Mizrahi, however, later drew a very thin line and switched from putting the entire blame for the bad relations on the Turkish government. “I would be a fool to think that what happened is only because of the new policy. My government made mistakes, your government made mistakes. We are all making mistakes. I don’t know any country or government that does not make any mistakes. Nobody is immune from mistakes but the pope in the Vatican,” he explained. “I have huge respect for your government and security and intelligence agency,” he also said, further expressing his feelings and past efforts for Turkey as: “I am friend of Turkey. I love Turkey. I respect Turkey. When I was heading the NSC, I was pushing for a dialogue with Syria via Turkey and also pushing the very strong Israeli community in Washington to do their best vis-à-vis Europe to accept Turkey to the European Union because I thought it was the right thing to do. So I care about Turkey, I care a lot about my country. I am very unhappy to see the present situation.”

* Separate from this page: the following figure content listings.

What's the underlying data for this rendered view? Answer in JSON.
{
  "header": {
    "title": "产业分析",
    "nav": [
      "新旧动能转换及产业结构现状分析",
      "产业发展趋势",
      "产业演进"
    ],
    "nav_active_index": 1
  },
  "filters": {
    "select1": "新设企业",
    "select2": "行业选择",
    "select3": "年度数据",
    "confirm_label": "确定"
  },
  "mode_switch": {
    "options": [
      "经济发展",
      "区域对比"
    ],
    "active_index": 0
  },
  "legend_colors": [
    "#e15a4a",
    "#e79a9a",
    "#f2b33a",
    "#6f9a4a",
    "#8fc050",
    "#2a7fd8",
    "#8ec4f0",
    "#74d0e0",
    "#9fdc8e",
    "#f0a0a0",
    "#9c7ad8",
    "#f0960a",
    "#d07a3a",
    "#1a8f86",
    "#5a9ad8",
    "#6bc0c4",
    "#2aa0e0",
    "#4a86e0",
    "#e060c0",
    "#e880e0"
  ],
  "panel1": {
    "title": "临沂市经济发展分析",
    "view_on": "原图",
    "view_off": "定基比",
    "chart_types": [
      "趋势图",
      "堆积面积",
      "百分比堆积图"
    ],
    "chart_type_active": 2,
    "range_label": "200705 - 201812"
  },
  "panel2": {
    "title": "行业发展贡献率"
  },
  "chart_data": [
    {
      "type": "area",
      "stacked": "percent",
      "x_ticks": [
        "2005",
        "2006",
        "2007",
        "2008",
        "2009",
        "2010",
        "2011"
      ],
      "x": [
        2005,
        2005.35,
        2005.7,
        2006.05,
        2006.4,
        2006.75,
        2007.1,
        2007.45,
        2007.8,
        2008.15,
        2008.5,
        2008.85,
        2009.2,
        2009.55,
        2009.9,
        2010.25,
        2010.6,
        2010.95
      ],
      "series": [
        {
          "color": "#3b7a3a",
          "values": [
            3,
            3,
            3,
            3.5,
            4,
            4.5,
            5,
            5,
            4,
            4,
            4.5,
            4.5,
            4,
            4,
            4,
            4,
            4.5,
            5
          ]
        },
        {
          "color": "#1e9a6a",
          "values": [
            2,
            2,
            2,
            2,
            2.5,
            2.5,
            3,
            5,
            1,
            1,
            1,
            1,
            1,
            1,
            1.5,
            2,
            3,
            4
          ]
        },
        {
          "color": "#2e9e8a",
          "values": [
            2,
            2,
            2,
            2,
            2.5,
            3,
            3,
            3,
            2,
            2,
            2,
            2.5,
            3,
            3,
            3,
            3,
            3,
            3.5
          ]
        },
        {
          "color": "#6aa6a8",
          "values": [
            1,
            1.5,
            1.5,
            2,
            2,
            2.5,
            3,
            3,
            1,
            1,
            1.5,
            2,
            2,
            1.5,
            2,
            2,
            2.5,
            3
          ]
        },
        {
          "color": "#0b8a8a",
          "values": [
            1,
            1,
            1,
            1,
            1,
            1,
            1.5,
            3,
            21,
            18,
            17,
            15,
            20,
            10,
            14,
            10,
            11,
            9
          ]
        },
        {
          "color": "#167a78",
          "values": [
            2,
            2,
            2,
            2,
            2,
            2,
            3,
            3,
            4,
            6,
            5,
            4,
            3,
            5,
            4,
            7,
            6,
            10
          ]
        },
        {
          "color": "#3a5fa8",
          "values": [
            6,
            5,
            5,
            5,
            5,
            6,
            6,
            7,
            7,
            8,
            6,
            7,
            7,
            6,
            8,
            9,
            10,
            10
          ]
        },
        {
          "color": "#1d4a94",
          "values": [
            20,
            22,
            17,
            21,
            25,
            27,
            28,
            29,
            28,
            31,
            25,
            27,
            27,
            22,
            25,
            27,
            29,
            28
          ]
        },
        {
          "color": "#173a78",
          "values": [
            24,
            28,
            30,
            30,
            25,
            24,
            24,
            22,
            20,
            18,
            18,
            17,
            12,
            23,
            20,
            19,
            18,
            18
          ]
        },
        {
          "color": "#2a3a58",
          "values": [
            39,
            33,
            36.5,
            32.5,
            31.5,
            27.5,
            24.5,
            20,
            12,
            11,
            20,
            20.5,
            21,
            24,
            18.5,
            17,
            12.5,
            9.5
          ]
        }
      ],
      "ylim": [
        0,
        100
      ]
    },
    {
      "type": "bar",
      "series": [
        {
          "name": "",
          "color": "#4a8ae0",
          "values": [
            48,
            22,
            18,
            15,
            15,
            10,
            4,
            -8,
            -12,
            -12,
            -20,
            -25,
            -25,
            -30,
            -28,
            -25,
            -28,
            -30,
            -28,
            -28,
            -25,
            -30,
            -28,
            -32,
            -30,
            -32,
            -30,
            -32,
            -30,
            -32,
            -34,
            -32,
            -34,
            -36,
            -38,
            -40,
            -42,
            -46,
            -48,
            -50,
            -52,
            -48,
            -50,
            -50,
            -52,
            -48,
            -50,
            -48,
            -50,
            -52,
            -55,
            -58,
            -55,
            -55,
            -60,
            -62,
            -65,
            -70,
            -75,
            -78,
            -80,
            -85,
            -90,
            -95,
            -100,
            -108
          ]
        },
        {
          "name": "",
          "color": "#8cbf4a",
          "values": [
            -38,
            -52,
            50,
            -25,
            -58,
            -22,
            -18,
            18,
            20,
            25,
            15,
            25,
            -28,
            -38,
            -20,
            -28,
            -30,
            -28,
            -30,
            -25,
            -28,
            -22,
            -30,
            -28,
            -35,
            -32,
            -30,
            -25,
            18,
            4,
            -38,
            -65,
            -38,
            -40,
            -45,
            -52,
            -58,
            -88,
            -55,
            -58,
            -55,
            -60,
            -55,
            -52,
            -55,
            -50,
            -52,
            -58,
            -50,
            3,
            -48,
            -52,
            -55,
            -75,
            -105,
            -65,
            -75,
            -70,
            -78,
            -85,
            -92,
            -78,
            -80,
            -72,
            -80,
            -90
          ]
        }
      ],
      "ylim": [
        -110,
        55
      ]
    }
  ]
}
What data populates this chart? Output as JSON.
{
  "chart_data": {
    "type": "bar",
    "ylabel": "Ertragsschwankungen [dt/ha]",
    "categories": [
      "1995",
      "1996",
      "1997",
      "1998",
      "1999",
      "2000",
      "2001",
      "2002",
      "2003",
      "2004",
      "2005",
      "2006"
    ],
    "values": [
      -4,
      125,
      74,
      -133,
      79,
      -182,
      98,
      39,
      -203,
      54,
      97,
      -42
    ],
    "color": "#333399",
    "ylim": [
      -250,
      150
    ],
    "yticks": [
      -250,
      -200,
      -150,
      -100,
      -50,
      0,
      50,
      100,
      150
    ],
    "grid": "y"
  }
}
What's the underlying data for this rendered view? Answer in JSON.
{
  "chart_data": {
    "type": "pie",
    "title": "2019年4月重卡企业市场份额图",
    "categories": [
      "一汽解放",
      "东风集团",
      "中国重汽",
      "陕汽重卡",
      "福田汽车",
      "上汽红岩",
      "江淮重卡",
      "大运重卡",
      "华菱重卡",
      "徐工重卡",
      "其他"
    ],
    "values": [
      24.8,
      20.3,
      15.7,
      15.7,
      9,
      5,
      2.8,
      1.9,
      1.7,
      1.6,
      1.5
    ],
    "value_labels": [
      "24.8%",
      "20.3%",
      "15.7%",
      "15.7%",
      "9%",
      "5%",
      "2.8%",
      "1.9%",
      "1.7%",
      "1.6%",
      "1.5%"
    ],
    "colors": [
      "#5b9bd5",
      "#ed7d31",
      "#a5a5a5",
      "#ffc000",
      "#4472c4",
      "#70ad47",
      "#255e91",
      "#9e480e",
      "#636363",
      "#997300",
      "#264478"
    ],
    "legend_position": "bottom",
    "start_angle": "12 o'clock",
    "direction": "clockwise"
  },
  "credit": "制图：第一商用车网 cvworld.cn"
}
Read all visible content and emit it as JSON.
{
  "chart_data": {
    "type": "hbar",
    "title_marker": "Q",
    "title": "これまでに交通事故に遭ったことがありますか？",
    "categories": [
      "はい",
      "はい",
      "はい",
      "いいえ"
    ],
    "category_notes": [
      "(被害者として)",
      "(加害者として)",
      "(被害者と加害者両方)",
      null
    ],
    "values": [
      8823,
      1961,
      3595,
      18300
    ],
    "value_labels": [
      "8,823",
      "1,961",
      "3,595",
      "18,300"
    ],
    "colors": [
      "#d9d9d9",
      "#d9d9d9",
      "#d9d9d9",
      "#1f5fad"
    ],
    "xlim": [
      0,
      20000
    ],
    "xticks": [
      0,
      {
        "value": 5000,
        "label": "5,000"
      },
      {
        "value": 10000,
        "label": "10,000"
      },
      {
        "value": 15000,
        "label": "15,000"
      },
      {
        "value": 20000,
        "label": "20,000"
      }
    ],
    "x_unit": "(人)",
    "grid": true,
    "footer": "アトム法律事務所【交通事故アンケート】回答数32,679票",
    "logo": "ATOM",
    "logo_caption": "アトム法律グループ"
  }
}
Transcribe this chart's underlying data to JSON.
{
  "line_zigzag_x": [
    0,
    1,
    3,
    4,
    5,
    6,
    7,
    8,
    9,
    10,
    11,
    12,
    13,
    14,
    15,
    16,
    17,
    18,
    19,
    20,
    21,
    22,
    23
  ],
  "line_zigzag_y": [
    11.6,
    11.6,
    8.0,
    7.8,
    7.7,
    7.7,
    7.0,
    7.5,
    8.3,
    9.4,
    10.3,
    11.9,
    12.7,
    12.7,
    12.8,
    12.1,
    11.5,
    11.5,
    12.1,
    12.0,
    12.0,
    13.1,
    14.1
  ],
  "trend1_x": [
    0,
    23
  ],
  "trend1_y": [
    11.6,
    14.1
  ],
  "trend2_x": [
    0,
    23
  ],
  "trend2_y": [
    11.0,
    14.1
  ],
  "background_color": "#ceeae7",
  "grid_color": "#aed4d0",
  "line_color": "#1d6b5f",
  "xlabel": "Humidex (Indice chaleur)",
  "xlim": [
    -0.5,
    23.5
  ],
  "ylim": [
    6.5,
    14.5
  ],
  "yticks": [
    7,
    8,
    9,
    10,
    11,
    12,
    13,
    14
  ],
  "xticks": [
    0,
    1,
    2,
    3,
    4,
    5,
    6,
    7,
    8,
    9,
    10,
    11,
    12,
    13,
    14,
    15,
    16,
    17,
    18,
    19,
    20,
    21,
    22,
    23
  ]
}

When asked what the mistakes are that the Israeli side made, which apparently caused its bilateral relations with Turkey to sour to historic lows, he said Olmert’s visit just a few days before Operation Cast Lead was launched was one of them “because it might have given the impression that the operation was coordinated.” Answering the same question, he added that “the humiliation of the Turkish ambassador was also a mistake.” He, however, said both Operation Cast Lead and the flotilla attack were justified. When asked if he also thinks the operation in Gaza almost two years ago was successful, he said it is too early to make a judgment. “To make a real judgment, it will be a huge mistake to do it immediately after the operation. You have to have several years to do that. We can talk if an operation in 2006 was successful or not only now,” he explained.